Art. 34.§ 1. Indien de onderstammen niet tot een ras behoren, voldoet het CAC-materiaal tegelijk aan de volgende eisen : 1° het is soortecht;2° het voldoet aan de gezondheidsvoorschriften van artikel 36;3° het voldoet aan artikel 37 betreffende de gebreken. § 2. De maatregelen om aan paragraaf 1 te voldoen, worden door de leverancier uitgevoerd. § 3. Indien de leverancier vaststelt dat CAC-materiaal niet meer aan paragraaf 1 voldoet, neemt hij één van de volgende maatregelen : 1° hij verwijdert dit materiaal uit de nabijheid van ander CAC-materiaal;2° hij neemt passende maatregelen om te waarborgen dat het materiaal opnieuw aan de voorschriften van paragraaf 1 voldoet.
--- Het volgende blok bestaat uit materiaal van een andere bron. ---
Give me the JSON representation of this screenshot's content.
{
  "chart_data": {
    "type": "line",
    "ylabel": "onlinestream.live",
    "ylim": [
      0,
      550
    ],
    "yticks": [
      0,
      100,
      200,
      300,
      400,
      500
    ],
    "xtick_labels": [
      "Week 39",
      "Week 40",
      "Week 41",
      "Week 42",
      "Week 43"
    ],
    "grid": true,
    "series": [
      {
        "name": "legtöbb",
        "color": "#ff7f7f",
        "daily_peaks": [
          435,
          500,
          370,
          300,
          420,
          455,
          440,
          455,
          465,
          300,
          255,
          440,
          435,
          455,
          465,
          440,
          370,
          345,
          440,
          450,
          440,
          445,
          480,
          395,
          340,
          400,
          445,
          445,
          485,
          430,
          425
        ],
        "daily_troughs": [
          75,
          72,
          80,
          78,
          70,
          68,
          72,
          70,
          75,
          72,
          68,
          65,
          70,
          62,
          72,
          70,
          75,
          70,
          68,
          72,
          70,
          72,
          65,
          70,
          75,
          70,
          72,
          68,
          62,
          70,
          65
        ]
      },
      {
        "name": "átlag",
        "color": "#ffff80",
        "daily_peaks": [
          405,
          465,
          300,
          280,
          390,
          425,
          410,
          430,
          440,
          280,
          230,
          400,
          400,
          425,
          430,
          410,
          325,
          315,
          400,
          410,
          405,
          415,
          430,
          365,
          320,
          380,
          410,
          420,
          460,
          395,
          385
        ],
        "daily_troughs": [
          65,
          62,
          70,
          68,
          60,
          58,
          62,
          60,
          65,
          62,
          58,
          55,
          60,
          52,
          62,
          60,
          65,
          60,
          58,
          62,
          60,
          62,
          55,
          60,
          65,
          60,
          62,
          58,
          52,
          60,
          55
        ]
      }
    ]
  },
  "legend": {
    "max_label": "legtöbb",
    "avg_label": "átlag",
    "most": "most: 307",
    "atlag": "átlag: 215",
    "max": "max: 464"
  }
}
Art. 35.§ 1. De rasechtheid van CAC-materiaal wordt vastgesteld door de waarneming van de expressie van de kenmerken van het ras. Deze waarneming is op een van de volgende elementen gebaseerd : 1° de officiële beschrijving voor geregistreerde rassen die in een van de registers van het Waalse Gewest, van de lidstaten van de Europese Unie of van een ander Gewest zijn geregistreerd, en voor rassen die uit hoofde van een kwekersrecht wettelijk beschermd zijn;2° de beschrijving bij de aanvraag voor rassen waarvoor een aanvraag tot registratie moet worden ingediend in één van de lidstaten van de Europese Unie of in een ander Gewest;3° de beschrijving bij de aanvraag voor een kwekersrecht;4° de officieel erkende beschrijving van het ras, als bedoeld in artikel 8, § 2, 3°, c), van het besluit van de Waalse Regering van 23 april 2009. § 2. De rasechtheid van CAC-materiaal wordt regelmatig gecontroleerd door de waarneming van de expressie van de kenmerken van het ras in het desbetreffende CAC-materiaal.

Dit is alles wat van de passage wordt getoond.